Probably files are read (stream? random?)  over LAN from dCache or other storage, i.e.,

  • which protocols will be used (correlates probably with authz)
  • what namespaces/mounts will be necessary (which probably reduced to the question, if protocols like NFS are assumed)
  • which storage systems are needed read/write and which might be fine as read-only?

Probably related would be, how the re-calibration would be integrated with the data management?

I.e., if in the mid/long term automatized workflows are planed? E.g., a dataset is replicated with RUCIO to the dCache and an automatic job is submitted, when the dataset transfer has completed.

Tape Stage Strategy

If tape is envisaged to be used actively in production, a well planned staging strategy is advisable for an efficient data flow. Since space is limited on the staging pools and Belle SE, data would need to be recalled on time before their reprocessing without wasting space and tape drive bandwidth by recalling unnecessary/not-to-be-processed data.

For example, ATLAS works on their concept of a tape 'carousel', where they envisage a process cycle for reading data from tape, processing it, freeing the space for the next batch of data and so on.

Since data on tape needs to be brought from nearline to online storage, some especial limiting factors are tape drives (limiting the number of drives) and, respectively, their throughput. ideally, related data should be close together in large files for an efficient reading as small, scattered files are highly inefficient to read back from tape.

While the staging REST API by dCache, that got selected by WLCG as the preferred solution, is still in development, SRM is the protocol of choice to control bringing files from one storage class to another.

Current Workflows on the NAF

Currently, we se various job/tasks workflows on the NAF and run our own specialized jobs. Depending on the re-calibration job patterns, such jobs can be integrated in various ways in the general NAF.

Lite Jobs

By default each group has a dedicated share of the NAF resources. Drawback is, that if a group does not utilize their share, the resources would stay idle as no user group would be allowed to use these.

To avoid such a scenario, default jobs run as lite jobs, with a runtime of maximal 3hours.

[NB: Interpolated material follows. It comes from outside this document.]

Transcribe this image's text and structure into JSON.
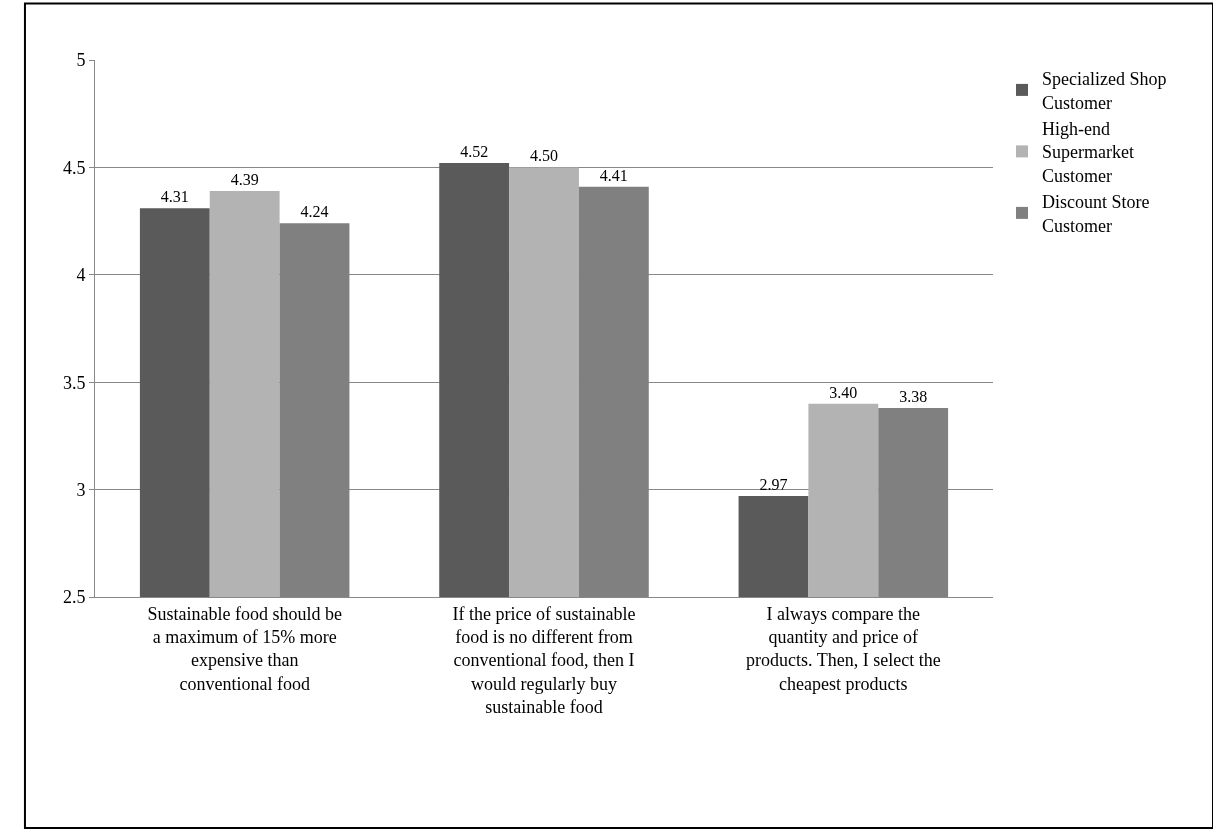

Such < 3h jobs can overflow to unused resources of another group. Since their run time is limited, in the worst case the donating group would have to wait at max 3h to get all their nominal resources.

Jupyter Notebook as dedicated Condor Jobs

For example: Jupyter notebooks are started in dedicated Condor jobs. For these Condor jobs we reserve (Hyper-threaded) cores on the nodes, that we do not assign to general user jobs. Since notebook jobs are most of the time quite idle, the hyper-threaded cores can be utilized by normal jobs when a notebook process is idle on a core (and when running, does not affect the overall system performance significantly).
Obviously, memory cannot be overbooked reasonably in the same way.


Depending on the re-calibration job task flow, the NAF could be adapted in several ways

  • as ordinary jobs
    • compete with user jobs in the belle group
    • compete on the group-level with the other jobs
  • dedicated sub cluster : Belle buys own nodes, that except only specific jobs (limited users, group,...)
    • inefficient, wasting cores if not utilized 24/7